I’ve recently become convinced that effective malaria control in sub-Saharan Africa will require more than just bed nets and effective medicine. While these interventions will surely help, environmental modification to reduce the presence or virulence of mosquitoes, is essential. This is how malaria was eliminated in most countries where it has been successfully controlled, and I suspect indoor residual spraying (IRS) efforts have been key in many of the sub-Saharan African countries where potential success stories are brewing. These efforts get less attention from donors and researchers, perhaps because they are less visible, but also because spraying has accumulated its own set of baggage.

Spraying with insecticides is believed to adversely affect the environment. Anyone who knows anything about this will immediately think of DDT and Rachel Carson. While this is clearly a dark part of malaria control history, I gather that great efforts have been made to develop new insecticides that do not have the same environmental risks as some of the earlier generation products.

But spraying has an additional problem in that mosquitoes will develop resistance to the insecticide weakening their effectiveness over time. This is just one of those things, just like it is hard to develop antibiotics that don’t promote resistance in bacteria and drugs that don’t promote resistance for viruses.
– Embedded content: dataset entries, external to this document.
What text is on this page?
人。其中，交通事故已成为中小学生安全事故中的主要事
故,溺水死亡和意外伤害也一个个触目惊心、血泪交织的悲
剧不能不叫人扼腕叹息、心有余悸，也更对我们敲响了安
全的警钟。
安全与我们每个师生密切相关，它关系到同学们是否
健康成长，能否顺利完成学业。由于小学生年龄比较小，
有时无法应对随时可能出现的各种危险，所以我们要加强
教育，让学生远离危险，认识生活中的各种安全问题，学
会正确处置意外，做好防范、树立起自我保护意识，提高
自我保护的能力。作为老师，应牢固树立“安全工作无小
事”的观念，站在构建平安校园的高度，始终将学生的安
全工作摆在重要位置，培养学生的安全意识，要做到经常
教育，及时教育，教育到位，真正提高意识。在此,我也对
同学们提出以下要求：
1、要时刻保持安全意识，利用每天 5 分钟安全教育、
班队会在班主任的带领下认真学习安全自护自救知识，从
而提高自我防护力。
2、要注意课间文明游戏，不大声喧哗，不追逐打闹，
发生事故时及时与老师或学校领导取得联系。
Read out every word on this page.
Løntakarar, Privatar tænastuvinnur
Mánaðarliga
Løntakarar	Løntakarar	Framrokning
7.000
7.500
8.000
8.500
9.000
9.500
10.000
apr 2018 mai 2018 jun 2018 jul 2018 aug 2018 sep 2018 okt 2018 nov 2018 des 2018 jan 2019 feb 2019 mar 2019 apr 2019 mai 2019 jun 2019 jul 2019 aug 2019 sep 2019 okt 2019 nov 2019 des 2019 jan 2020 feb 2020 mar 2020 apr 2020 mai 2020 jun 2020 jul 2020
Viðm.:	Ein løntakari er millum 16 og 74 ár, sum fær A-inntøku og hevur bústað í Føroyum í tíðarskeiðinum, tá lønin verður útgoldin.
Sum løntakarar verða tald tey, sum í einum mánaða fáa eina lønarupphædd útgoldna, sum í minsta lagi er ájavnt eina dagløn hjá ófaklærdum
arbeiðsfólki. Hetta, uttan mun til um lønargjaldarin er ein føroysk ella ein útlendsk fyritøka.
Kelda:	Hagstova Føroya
Where there are millions of them, there will always be a few that will figure out how to beat whatever we throw at it. Evolution always wins.

That is why a new idea by Andrew Read, Penelope Lynch, and Matthew Thomas is so interesting. They suggest that they can develop a “evolution-proof” insecticide for malaria control by realizing that it is really only older mosquitoes that transmit disease, usually well past the time when they have reproduced, so if we can target mosquitoes with an insecticide during the last phases of their life, than we can prevent transmission without inducing evolutionary pressure on the mosquito population. Kind of like the reverse logic of why late onset diseases like Huntington are hard to weed with evolutionary pressures.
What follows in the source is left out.